Australia braces for bushfires

Severe bushfire conditions are predicted to hit NSW today, with temperatures set to soar to 43C in Sydney.

The hot and dry conditions have been labelled as "catastrophic" by authorities, and a total fire ban has been established statewide.

On Monday, teams from the NSW Rural Fire Service fought large blazes at Oura and Shoalhaven, continuing to monitor and contain the fires through the night.

An emergency alert telephone warning message was also launched by the NSW Rural Fire Service, sent to residents in the Illawarra, Shoalhaven and Southern Ranges regions, which are deemed high risk.

Across the state, all national parks and reserves will close today due to the fire risk.

Rangers began visiting popular campsites yesterday, encouraging people to leave.

They will continue visiting sites this morning, but a National Parks and Wildlife spokesman said there would be no forced evacuations unless there was a fire emergency.

Meanwhile, a man has been accused of starting a 10,000 hectare bushfire in southern Tasmania, as the state's northwest corner faced its own fire crisis.

Police allege a 31-year-old New Norfolk man left a campfire unattended near Lake Repulse last week, sparking the massive blaze which has burned through 10,600 hectares since Friday.

The fire remained out of control last night, despite the best efforts of 28 Tasmanian Fire Service vehicles.

Police said they would proceed with a charge of leaving an unextinguished fire unattended.

In declaring a total fire ban for today, State Fire Controller Gavin Freeman said Tasmanians needed to be extra cautious with all fires.

"Members of the public need to make sure any fires lit on their properties over the last week are completely extinguished," he said.

"This means making sure fires that have been extinguished are cool to touch."

Police believe the Forcett blaze that tore through the Tasman Peninsula on Friday started with a smouldering tree stump which was thought to have been extinguished.

On Monday, teams of police, Tasmanian and interstate fire services, SES and army reserves were picking their way through the ruins of houses in the area south of the worst hit town, Dunalley.

About 250 properties have already been searched in and around Dunalley, including 90 badly damaged or destroyed buildings, but no bodies have been located.

Police are reluctant to put an exact figure on the number still missing but Acting Commissioner Scott Tilyard suggested there had been little change from the 100 who were unaccounted for on Sunday.

"About 500 inquiries still need to be confirmed that people have definitely been accounted for," Mr Tilyard told reporters on Monday.

"There's a significantly lower number of people that we do have more serious concerns about.

"Yesterday it was around about 100 people."
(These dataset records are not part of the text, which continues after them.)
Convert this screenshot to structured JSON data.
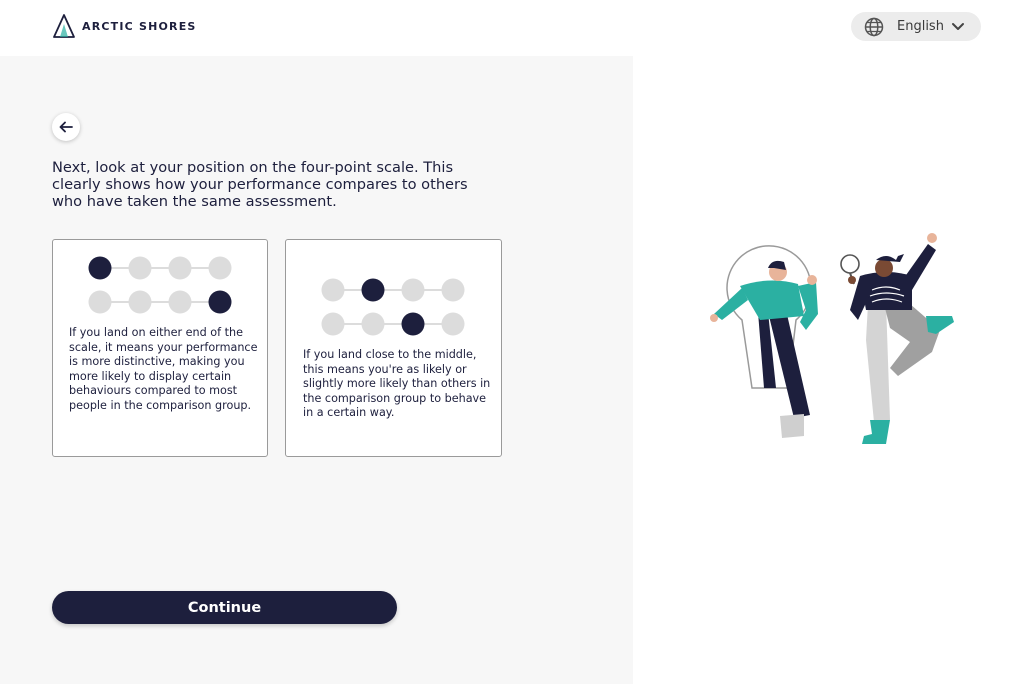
{
  "header": {
    "brand": "ARCTIC SHORES",
    "language": {
      "label": "English",
      "icon": "globe-icon",
      "chevron": "chevron-down-icon"
    }
  },
  "main": {
    "back_icon": "arrow-left-icon",
    "intro": "Next, look at your position on the four-point scale. This clearly shows how your performance compares to others who have taken the same assessment.",
    "cards": [
      {
        "text": "If you land on either end of the scale, it means your performance is more distinctive, making you more likely to display certain behaviours compared to most people in the comparison group.",
        "scales": [
          [
            1,
            0,
            0,
            0
          ],
          [
            0,
            0,
            0,
            1
          ]
        ]
      },
      {
        "text": "If you land close to the middle, this means you're as likely or slightly more likely than others in the comparison group to behave in a certain way.",
        "scales": [
          [
            0,
            1,
            0,
            0
          ],
          [
            0,
            0,
            1,
            0
          ]
        ]
      }
    ],
    "continue_label": "Continue"
  },
  "colors": {
    "navy": "#1d1f3d",
    "dot_inactive": "#dcdcdc",
    "panel_bg": "#f7f7f7",
    "teal": "#2bb0a2"
  }
}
Teams were working in Dunalley, while 65 searchers were heading to the more densely-forested areas of Murdunna and Sommers Bay.
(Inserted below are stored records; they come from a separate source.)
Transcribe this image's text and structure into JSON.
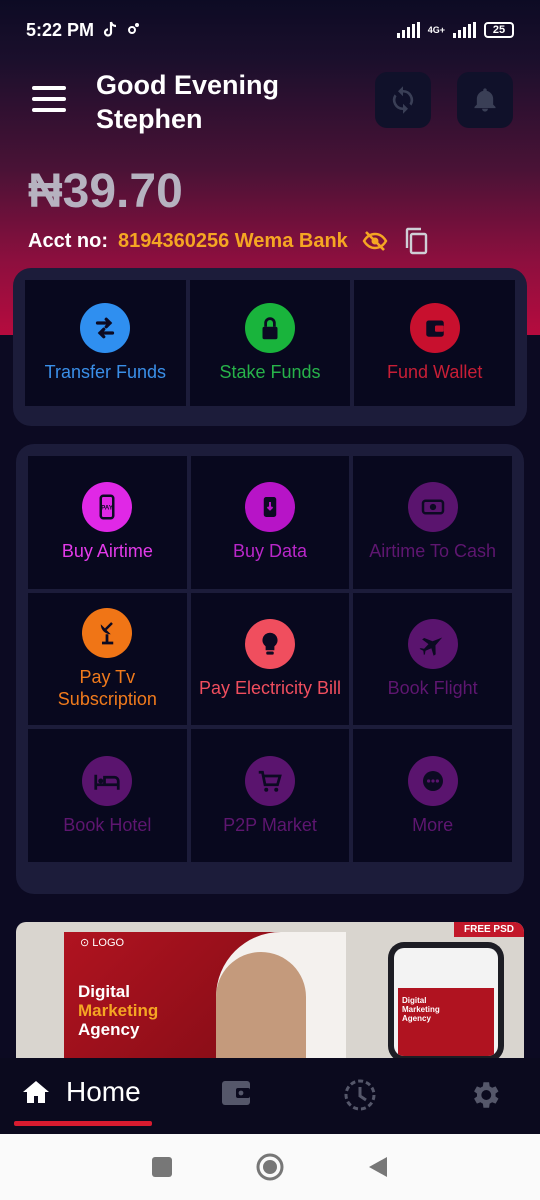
{
  "status_bar": {
    "time": "5:22 PM",
    "network": "4G+",
    "battery": "25"
  },
  "header": {
    "greeting": "Good Evening",
    "name": "Stephen",
    "balance": "₦39.70",
    "acct_label": "Acct no:",
    "acct_number": "8194360256 Wema Bank"
  },
  "primary_actions": [
    {
      "label": "Transfer Funds",
      "icon": "transfer-icon",
      "color": "#2f8ff0",
      "text_color": "#3a8fe8"
    },
    {
      "label": "Stake Funds",
      "icon": "lock-icon",
      "color": "#19b43c",
      "text_color": "#27b24a"
    },
    {
      "label": "Fund Wallet",
      "icon": "wallet-icon",
      "color": "#c8102e",
      "text_color": "#c81e36"
    }
  ],
  "services": [
    {
      "label": "Buy Airtime",
      "icon": "airtime-icon",
      "color": "#e028e6",
      "text_color": "#e33ae9"
    },
    {
      "label": "Buy Data",
      "icon": "data-icon",
      "color": "#b714c7",
      "text_color": "#b927c9"
    },
    {
      "label": "Airtime To Cash",
      "icon": "cash-icon",
      "color": "#5a146e",
      "text_color": "#5e1670"
    },
    {
      "label": "Pay Tv Subscription",
      "icon": "satellite-icon",
      "color": "#f07516",
      "text_color": "#f07a1c"
    },
    {
      "label": "Pay Electricity Bill",
      "icon": "bulb-icon",
      "color": "#f04e5e",
      "text_color": "#f04e5e"
    },
    {
      "label": "Book Flight",
      "icon": "plane-icon",
      "color": "#5a146e",
      "text_color": "#5e1670"
    },
    {
      "label": "Book Hotel",
      "icon": "bed-icon",
      "color": "#5a146e",
      "text_color": "#5e1670"
    },
    {
      "label": "P2P Market",
      "icon": "cart-icon",
      "color": "#5a146e",
      "text_color": "#5e1670"
    },
    {
      "label": "More",
      "icon": "more-icon",
      "color": "#5a146e",
      "text_color": "#5e1670"
    }
  ],
  "banner": {
    "logo": "⊙ LOGO",
    "title_line1": "Digital",
    "title_line2": "Marketing",
    "title_line3": "Agency",
    "tag": "FREE PSD"
  },
  "bottom_nav": {
    "home_label": "Home"
  }
}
The ongoing search continues as authorities issued an emergency warning for a fire burning near Mawbanna, west of Burnie in the state's northwest.

Nearby residents were being told it was too late to leave as warm weather continued to hamper firefighting efforts.

Four secondary level warnings were also in place across the state, including the Forcett blaze that razed Dunalley and a fire near Bicheno on the east coast which has destroyed up to 15 buildings.

Police say the largest fire is likely to have started when a tree stump was not completely extinguished before bans were imposed.

"It now appears that there might have been a root system underground that was still burning that's worked its way to the surface and ignited the fire," Mr Tilyard said.

The Tasman Peninsula remained cut off on Monday but police had begun escorted convoys to deliver badly-needed supplies and were assessing whether to let the hundreds still stranded leave.

The Nubeena community was still looking after 500 people and Port Arthur around 250.

Prime Minister Julia Gillard got through, touring Dunalley after her motorcade was taken into the area under police escort.

"There's really no way of fully appreciating it apart from seeing it yourself," Ms Gillard said.

"(But) the fact that we can stand here shouldn't fool people into thinking that there's no continuing firefighting going on."

Ms Gillard defended her itinerary with many residents from Dunalley still unable to return because of safety concerns.

"I understand the frustration of people who want to get back to see what's happened to their home," Ms Gillard said.

"The thing that would be worse ... would be to try to go and see it and get hurt doing so."

The Insurance Council of Australia said at least $26 million in damage had been done to homes, businesses, vehicles and holiday shacks, but expected the figure to rise sharply.

Energy supplier Aurora said about 3000 homes on the peninsula were without power and some could expect to remain so for several weeks.